A força externa, para transmitir o máximo de energia para o sistema oscilatório do balanço deve atuar no ponto máximo do movimento do balanço, onde a energia cinética é zero mas a potencial é máxima; nesse caso, a força estaria sincronizada com a frequência desse balanço, resultando em aumento de amplitude e de energia mecânica acumulada. Para um tratamento matemático detalhado do fenômeno da ressonância, fica a sugestão de leitura: Scielo

       Caso uma uma fonte de energia externa consiga fornecer energia ao objeto de vidro de forma a aumentar de forma crítica a amplitude dentro de um ou dois dos seus modos normais de vibração, você conseguirá quebrá-lo. Ao contrário de materiais como o quartzo ou metais como o ferro, os átomos covalentemente ligados no vidro são arranjados em uma estrutura amorfa ao invés de uma estrutura cristalina ou ordenada. Essa característica torna o vidro muito suscetível a fraturas, quebrando através de fratura concoidal que não exibe planos de separação e sendo pouco eficiente em amortecer forças aplicadas. Excitar a frequência fundamental associada com oscilações naturais do vidro, portanto, não necessita de grande acúmulo de energia para significativos danos estruturais.

            Nesse sentido, caso você encha os pulmões e mande uma voz alta o suficiente (transportando energia através de ondas sonoras) com uma frequência coincidindo razoavelmente com a frequência de vibração natural do vidro e durante um certo período contínuo de tempo, o limite elástico do vidro é superado pelo efeito de ressonância, e temos a quebra. Só que aqui temos alguns obstáculos. Bem, primeiro isso não será uma tarefa nada fácil caso a única fonte de energia seja as ondas sonoras vindas da sua boca. Com o uso de amplificadores de som, a tarefa fica mais fácil, já que isso fornecerá mais energia associada à frequência da voz emitida. Caso você queira quebrar o vidro sem o auxílio de nada, você terá que...

1. ...Escolher um formato que facilite a transferência de energia por ressonância. Nesse caso, uma taça fina de cristal seria o mais indicado, já que o seu formato oco e paredes pouco espessas iriam diminuir ainda mais o amortecimento das ondas sonoras emitidas por você. Impurezas no vidro também causam amortecimento, portanto, quanto mais puro o vidro, melhor.

2.
A constituição do vidro também precisa ser levada em conta, para podermos conferir se ele possui boas quantidades de rachaduras microscópicas de tamanhos mínimos que facilitarão a propagação dos danos pela ressonância. Vidros com a constituição mais perfeitinha dificilmente serão quebrados mesmo com a ajuda de moderados amplificadores.

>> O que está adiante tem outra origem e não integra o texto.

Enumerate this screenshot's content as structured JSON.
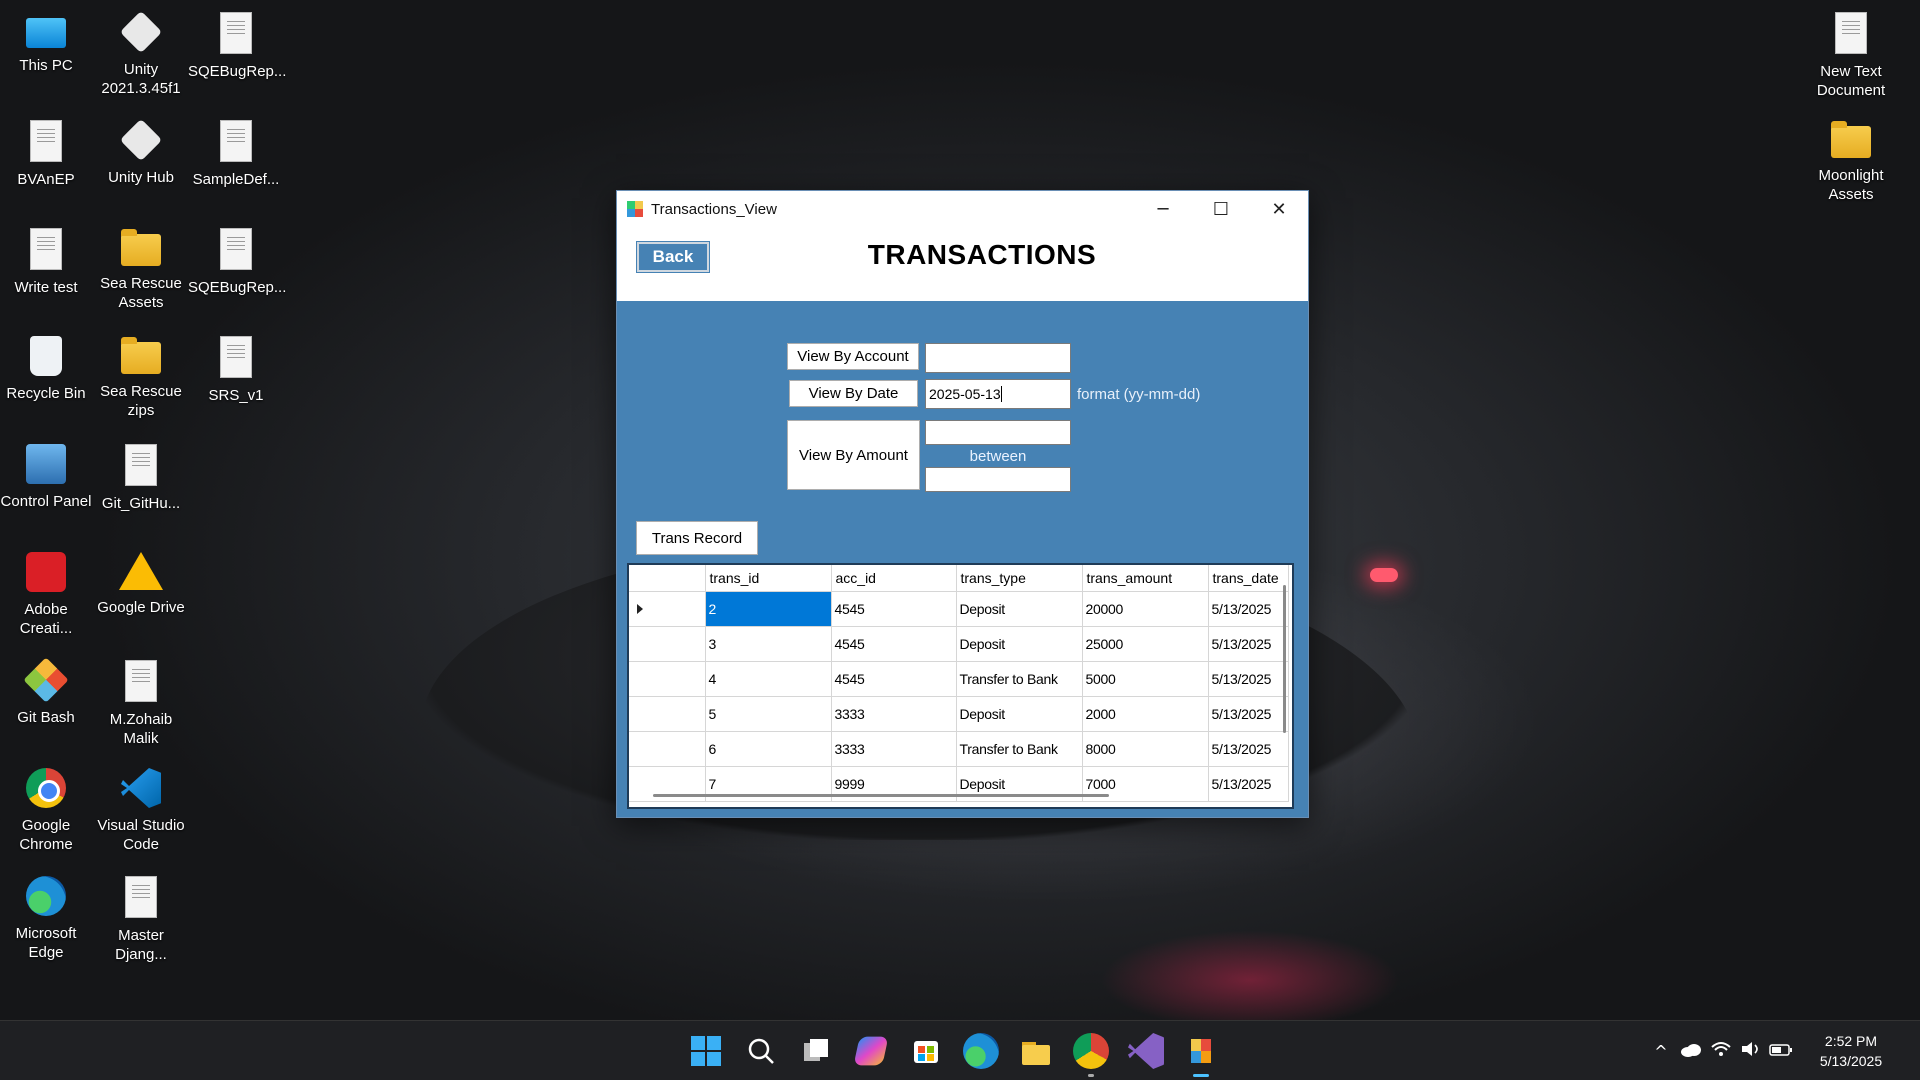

3. Aproximar bem o objeto da boca, para que a perda de energia sonora sendo direcionada para o mesmo seja reduzida ao máximo. Aquela história do cantor de ópera berrar e os vidros em volta de toda a sala serem despedaçados é lorota.

4. Bem, e você terá que ter um bom preparo vocal. Não será qualquer um que conseguirá essa proeza. Você precisará manter a frequência certa (dentro de ± 1/2 Hz do valor específico)  por um tempo considerável e mandar um som bem volumoso ao mesmo tempo (acima de 100 decibéis). Na maioria das demonstrações práticas do fenômeno, volumes muito altos acabam sendo requeridos, aproximadamente em torno de 135-140 decibéis. Nesse ponto, é preciso tomar cuidado para que as pessoas envolvidas no experimento não tenham o sistema auditivo prejudicado.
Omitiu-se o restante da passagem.